= Amicale de Mauthausen =

The Amicale de Mauthausen is a French association in memory of the history of the Mauthausen-Gusen concentration camp.

Shortly after the end of World War II, on 1 October 1945, the organization named l'Amicale des déportés politiques de la Résistance de Mauthausen et de ses kommandos dépendants was founded. The original members were survivors of CC Mauthausen-Gusen and its subcamps.

Amicale de Mauthausen discovered that 198,000 people of 25 different nationalities (10,000 of them French) were deported to CC Mauthausen. 118,000 people died from forced labor or in one of the gas chambers, which were installed inside of the camp.
Particularly in the postwar years, but also today, the Amicale helps families of the missing and their children.

Since its founding, Amicale has been teaching about the crimes of national socialism.
Amicale appears at various international events, e.g., commemorations of the liberation of Mauthausen.

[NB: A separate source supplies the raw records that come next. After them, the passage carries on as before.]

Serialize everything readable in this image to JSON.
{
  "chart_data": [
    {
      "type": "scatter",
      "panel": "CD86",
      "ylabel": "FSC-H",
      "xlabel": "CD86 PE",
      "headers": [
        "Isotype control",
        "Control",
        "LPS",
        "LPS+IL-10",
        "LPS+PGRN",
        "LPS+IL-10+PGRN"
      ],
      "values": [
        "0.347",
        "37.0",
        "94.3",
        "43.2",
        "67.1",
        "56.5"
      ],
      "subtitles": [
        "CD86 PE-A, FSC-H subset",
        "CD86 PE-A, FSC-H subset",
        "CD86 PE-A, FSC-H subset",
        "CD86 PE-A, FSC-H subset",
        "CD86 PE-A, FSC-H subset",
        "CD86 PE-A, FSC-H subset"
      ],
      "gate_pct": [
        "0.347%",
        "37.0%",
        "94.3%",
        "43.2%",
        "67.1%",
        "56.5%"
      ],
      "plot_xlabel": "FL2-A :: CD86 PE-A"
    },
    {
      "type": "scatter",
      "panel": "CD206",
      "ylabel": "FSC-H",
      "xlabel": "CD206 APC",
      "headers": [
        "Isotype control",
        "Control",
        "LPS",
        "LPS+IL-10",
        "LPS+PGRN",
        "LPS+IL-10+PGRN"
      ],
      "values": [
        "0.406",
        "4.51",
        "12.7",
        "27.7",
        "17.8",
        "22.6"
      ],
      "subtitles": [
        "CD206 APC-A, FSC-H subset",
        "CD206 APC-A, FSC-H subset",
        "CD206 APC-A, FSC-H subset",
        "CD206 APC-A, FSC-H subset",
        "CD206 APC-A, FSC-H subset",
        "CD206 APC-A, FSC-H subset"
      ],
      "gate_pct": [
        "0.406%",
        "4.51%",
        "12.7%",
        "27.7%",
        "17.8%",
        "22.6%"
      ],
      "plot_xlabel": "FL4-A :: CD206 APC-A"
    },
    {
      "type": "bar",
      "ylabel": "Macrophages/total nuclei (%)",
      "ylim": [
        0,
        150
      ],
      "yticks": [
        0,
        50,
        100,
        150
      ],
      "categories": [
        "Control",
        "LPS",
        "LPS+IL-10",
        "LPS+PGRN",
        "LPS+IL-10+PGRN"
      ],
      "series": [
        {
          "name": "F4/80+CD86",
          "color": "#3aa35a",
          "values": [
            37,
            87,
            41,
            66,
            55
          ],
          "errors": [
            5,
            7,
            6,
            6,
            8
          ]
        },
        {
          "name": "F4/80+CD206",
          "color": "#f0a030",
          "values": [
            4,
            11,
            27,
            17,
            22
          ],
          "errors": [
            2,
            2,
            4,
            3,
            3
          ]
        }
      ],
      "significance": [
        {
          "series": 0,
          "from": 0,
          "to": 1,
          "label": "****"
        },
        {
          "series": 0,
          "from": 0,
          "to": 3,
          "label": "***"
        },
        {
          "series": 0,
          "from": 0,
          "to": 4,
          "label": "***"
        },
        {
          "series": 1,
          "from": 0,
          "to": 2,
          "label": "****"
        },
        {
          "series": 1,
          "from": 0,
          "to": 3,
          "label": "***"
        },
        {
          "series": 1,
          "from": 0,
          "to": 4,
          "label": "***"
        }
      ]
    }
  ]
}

They also arrange excursions to Mauthausen.

In the year 2000, there was an official generation change. Because of their age, the survivors of the camp handed over their functions to their children. There are still about 500 deportees and their families working for the association to commemorate their suffering.

The French Amical is a member of the Comité International de Mauthausen with around 1700 members in total. The head office is in Paris, but there are many members elsewhere too.

At the head office, there is the possibility for Austrians to serve for a short time instead of the military service as an Austrian Holocaust Memorial Servant.
The first Austrian Holocaust Memorial Servant started to work in Paris on 1 September 2008.